Política

'Não seremos colônia', diz Lula ao sancionar política de terras raras

16 set 2026 às 18:51

O presidente Lula defendeu a soberania do Brasil e criticou interferências externas, citando os Estados Unidos, ao sancionar hoje (16) a Política Nacional de Minerais Críticos, Estratégicos e Terras Raras: "Não repetiremos a história, não somos e não seremos nunca mais colônia de quem quer que seja", afirmou.

 

O que são terras raras


Popularmente conhecidas como "terras raras", são um conjunto de 17 elementos químicos formado por lantanídeos e dois metais de transição. Esse grupo é importante para a fabricação de itens de tecnologia avançada, como produção de ímãs de alto desempenho que equipam motores de veículos elétricos, turbinas eólicas e discos rígidos. Países estão de olho nesses materiais. As terras raras estão no centro da disputa geopolítica entre Estados Unidos e China porque são insumos estratégicos para indústrias de alta tecnologia, energia e defesa. A China domina grande parte da mineração e, principalmente, do processamento desses minerais, enquanto os EUA buscam diversificar fornecedores e reduzir sua dependência do país asiático.


O que é a política de terras raras?


Nova lei cria um marco para exploração e industrialização de minerais considerados estratégicos, como as terras raras.
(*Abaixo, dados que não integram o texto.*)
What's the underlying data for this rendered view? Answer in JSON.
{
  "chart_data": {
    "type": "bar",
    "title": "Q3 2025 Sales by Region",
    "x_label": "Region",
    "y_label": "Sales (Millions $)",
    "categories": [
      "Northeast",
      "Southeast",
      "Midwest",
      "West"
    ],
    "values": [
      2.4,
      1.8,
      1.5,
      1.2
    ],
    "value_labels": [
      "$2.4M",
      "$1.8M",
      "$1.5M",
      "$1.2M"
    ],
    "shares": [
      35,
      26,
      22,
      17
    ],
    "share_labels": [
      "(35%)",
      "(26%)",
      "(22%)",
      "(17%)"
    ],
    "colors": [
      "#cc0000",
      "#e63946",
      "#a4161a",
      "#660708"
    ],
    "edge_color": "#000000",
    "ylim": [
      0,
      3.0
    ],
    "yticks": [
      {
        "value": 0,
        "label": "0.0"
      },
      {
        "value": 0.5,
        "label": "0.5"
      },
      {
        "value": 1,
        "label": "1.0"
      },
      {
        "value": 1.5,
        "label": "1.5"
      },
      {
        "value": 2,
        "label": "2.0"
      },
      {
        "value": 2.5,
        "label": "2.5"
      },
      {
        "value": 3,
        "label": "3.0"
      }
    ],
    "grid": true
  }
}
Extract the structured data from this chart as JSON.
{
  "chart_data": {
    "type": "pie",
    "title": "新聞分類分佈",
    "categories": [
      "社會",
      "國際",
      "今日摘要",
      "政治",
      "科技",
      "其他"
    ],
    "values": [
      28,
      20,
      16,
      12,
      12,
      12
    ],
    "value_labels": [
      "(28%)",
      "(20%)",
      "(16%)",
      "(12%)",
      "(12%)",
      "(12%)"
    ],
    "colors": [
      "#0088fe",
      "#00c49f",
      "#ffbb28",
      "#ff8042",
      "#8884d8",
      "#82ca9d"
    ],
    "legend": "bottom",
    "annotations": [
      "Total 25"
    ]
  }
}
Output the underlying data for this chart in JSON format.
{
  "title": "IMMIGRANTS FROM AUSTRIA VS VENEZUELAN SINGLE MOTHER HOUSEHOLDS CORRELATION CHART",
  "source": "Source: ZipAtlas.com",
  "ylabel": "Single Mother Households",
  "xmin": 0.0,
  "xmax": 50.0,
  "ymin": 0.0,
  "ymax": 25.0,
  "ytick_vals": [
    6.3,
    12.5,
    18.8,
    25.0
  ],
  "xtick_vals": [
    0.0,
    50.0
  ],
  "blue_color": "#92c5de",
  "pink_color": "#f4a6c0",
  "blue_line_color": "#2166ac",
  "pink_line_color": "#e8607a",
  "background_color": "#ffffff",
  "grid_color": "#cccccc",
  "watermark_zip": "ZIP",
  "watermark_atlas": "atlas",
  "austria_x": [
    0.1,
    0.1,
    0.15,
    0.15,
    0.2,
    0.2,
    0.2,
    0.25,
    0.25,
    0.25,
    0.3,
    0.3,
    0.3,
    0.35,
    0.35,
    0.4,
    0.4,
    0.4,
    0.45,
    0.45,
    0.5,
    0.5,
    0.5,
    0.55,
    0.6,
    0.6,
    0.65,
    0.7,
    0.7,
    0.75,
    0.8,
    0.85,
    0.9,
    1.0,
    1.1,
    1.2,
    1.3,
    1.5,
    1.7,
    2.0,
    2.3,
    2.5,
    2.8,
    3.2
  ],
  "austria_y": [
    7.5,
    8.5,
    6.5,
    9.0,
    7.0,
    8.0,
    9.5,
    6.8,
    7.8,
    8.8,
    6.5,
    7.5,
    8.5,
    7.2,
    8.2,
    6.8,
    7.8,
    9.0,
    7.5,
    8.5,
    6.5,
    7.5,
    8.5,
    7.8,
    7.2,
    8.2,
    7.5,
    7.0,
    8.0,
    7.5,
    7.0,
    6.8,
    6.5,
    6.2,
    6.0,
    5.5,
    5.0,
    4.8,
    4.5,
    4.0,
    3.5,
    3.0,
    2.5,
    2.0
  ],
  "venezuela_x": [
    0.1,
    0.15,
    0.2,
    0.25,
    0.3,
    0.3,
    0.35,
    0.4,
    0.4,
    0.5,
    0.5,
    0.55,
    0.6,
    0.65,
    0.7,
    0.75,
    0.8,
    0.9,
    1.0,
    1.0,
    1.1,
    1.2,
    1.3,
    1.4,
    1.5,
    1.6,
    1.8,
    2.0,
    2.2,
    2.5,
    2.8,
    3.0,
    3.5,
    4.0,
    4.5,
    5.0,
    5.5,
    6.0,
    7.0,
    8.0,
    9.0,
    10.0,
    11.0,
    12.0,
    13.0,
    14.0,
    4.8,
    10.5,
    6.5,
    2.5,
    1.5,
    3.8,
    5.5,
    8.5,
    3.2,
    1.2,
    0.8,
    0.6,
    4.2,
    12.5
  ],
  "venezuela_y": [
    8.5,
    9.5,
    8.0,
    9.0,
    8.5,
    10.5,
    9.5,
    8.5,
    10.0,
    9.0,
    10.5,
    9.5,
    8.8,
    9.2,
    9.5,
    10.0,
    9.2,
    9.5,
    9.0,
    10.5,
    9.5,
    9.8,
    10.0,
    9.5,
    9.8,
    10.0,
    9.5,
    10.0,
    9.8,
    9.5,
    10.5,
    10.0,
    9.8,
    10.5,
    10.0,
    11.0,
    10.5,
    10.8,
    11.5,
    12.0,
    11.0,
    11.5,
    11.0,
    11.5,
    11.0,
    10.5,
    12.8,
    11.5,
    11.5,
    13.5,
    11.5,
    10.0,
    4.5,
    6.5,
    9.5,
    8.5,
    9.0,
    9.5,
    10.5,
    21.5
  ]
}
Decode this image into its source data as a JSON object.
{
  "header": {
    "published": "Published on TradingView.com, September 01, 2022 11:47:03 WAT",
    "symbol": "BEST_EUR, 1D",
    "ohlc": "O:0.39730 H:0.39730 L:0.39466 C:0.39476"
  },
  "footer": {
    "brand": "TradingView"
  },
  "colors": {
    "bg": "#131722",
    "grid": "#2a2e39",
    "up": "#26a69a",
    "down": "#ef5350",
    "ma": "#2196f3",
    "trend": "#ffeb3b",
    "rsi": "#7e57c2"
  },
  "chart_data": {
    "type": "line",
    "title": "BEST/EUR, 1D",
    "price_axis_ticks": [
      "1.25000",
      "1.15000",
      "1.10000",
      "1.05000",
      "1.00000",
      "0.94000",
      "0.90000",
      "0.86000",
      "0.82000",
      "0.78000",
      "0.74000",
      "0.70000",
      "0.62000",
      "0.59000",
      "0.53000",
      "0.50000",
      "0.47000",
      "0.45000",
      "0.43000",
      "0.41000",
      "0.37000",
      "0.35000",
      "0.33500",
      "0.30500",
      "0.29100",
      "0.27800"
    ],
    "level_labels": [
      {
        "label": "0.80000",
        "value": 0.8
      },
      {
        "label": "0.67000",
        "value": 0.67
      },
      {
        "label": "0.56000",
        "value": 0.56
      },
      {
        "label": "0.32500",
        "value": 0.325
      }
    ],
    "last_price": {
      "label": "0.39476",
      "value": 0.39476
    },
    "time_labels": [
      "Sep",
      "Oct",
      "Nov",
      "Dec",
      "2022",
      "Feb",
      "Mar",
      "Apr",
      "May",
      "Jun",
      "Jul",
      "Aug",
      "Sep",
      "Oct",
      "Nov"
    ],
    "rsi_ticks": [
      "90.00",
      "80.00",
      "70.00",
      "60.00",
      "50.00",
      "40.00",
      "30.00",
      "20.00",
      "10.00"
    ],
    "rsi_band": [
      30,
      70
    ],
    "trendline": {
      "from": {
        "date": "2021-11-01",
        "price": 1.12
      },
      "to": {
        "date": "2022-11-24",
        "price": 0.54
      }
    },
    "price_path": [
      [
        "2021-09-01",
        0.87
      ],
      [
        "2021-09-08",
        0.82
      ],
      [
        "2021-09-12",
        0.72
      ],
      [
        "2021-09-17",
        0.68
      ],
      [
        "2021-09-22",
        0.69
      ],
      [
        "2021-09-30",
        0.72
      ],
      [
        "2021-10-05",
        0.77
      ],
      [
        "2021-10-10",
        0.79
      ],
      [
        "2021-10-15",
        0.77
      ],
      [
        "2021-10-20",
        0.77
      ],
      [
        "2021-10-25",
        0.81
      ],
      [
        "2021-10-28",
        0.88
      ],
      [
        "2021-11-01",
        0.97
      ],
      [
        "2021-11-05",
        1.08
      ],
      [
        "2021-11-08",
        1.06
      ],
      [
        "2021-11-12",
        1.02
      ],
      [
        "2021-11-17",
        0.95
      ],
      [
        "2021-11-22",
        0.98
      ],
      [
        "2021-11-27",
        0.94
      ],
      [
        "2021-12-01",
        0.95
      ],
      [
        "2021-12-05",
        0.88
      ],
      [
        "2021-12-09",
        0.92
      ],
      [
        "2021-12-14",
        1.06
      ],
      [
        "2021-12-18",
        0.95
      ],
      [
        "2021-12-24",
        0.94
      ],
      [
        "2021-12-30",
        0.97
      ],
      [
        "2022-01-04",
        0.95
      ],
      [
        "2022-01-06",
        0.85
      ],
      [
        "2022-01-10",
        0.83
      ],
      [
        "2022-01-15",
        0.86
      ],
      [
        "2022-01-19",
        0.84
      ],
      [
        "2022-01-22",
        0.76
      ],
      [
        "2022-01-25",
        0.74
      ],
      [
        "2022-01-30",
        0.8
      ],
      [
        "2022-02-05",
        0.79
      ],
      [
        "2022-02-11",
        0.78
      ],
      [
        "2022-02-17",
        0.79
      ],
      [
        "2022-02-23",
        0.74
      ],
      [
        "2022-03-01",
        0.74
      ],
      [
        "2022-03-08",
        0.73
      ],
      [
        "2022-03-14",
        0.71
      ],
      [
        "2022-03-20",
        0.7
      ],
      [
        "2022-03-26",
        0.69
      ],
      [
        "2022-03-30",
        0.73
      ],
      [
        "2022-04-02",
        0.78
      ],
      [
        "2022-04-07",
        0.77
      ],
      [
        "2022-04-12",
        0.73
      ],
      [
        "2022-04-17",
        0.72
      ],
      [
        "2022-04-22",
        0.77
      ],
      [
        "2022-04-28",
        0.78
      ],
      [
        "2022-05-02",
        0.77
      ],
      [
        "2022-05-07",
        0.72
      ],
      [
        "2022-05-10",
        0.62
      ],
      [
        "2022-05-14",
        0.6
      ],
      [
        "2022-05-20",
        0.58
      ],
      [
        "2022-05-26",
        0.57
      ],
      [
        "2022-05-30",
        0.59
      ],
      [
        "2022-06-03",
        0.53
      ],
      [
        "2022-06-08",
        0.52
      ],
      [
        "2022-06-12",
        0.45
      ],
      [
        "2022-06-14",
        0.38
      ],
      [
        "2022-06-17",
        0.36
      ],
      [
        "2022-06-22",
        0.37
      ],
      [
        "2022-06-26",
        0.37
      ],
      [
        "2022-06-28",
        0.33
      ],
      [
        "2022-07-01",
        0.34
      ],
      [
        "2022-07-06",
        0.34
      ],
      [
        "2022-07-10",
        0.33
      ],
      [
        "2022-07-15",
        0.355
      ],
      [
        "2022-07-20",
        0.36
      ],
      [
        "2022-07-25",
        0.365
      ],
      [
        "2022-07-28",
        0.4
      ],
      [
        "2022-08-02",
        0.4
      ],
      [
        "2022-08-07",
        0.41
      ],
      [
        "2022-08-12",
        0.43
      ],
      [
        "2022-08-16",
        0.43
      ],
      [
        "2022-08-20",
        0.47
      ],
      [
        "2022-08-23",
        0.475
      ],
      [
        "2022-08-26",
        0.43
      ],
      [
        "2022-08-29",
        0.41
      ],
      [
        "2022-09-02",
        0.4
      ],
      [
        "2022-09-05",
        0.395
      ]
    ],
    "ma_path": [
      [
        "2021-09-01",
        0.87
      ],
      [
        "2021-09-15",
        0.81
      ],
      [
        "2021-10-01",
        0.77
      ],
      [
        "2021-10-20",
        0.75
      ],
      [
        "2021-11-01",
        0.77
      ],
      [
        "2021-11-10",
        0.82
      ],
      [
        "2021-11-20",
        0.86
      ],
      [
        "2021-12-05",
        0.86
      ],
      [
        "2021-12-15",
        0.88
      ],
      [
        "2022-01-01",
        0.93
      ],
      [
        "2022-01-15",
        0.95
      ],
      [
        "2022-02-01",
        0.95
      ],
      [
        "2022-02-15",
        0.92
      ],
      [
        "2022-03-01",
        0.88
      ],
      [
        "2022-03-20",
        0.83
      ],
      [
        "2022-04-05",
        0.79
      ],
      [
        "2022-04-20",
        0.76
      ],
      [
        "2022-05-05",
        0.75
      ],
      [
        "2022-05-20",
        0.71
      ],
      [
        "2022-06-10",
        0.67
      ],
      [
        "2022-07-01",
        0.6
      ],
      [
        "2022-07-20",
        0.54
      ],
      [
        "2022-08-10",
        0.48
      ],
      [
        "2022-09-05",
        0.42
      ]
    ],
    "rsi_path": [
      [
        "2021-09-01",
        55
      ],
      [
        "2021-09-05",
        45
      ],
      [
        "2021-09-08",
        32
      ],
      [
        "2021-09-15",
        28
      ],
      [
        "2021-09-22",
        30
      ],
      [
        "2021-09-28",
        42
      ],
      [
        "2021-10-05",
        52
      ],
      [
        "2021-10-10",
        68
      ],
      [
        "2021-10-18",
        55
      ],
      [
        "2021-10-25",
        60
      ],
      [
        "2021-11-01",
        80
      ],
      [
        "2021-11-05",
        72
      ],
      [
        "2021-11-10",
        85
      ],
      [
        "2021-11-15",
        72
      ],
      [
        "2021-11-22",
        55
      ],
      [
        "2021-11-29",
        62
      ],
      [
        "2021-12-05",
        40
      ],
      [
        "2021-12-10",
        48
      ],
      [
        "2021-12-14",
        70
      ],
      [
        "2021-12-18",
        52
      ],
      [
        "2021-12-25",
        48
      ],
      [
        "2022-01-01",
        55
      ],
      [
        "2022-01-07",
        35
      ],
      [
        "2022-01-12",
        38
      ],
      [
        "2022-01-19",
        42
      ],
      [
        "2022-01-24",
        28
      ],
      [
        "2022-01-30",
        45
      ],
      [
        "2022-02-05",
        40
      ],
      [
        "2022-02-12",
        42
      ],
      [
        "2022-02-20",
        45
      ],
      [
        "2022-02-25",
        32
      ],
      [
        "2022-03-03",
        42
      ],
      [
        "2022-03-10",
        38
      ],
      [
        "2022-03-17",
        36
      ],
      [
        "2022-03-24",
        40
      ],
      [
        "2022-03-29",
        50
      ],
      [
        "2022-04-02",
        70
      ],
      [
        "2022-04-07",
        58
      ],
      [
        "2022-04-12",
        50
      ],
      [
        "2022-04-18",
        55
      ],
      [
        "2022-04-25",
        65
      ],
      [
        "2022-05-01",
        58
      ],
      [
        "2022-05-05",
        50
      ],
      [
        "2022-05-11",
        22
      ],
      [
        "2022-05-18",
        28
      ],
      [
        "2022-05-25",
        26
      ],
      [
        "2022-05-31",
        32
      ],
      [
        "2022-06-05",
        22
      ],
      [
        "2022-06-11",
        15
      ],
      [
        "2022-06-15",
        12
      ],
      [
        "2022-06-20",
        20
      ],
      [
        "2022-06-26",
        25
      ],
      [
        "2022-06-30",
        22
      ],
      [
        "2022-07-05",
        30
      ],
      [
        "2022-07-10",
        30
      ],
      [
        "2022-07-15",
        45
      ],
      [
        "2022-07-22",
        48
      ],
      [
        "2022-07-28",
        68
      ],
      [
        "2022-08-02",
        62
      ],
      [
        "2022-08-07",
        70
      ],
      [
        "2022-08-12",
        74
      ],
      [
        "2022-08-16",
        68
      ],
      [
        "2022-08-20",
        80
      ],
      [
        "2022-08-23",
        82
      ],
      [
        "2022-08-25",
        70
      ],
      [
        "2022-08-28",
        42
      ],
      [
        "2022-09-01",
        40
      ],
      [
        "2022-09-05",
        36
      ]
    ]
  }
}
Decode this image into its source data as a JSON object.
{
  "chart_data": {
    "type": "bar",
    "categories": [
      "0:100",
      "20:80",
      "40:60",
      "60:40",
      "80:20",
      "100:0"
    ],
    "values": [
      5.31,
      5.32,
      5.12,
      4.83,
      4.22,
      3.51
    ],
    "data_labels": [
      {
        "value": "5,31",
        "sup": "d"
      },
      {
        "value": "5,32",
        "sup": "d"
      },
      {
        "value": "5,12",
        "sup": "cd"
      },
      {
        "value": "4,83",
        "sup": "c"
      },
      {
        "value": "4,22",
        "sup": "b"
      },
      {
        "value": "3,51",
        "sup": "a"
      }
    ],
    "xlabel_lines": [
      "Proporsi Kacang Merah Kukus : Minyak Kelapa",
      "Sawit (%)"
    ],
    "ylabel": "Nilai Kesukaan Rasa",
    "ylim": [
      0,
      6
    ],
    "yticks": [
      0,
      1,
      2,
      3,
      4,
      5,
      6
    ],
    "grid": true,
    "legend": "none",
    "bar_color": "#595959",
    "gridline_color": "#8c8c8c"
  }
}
O texto aprovado pelo Congresso no início do mês prevê um fundo garantidor e um programa federal para incentivar o beneficiamento e a transformação em território nacional.


Legislação institui um crédito tributário de R$ 5 bilhões para empresas que investirem no processamento desses minerais no país. O benefício fiscal vai ser concedido entre 2030 e 2034, com limite anual de R$ 1 bilhão, e tende a crescer conforme a empresa avance nas etapas da cadeia produtiva.


Governo defende que medida reforça soberania brasileira e valorização dos recursos nacionais. Lula quer que o Brasil seja detentor de matéria-prima e utilize os recursos dentro do país, ao invés de apenas exportá-la para o mercado estrangeiro.


"O Brasil respeita todos os países do mundo, mas o Brasil não precisa ficar devendo nada nem aos Estados Unidos, nem à China, nem a qualquer outro país. Nós temos tamanho, temos grandeza, temos base intelectual, temos universidade e temos gente muito esperta e muito inteligente".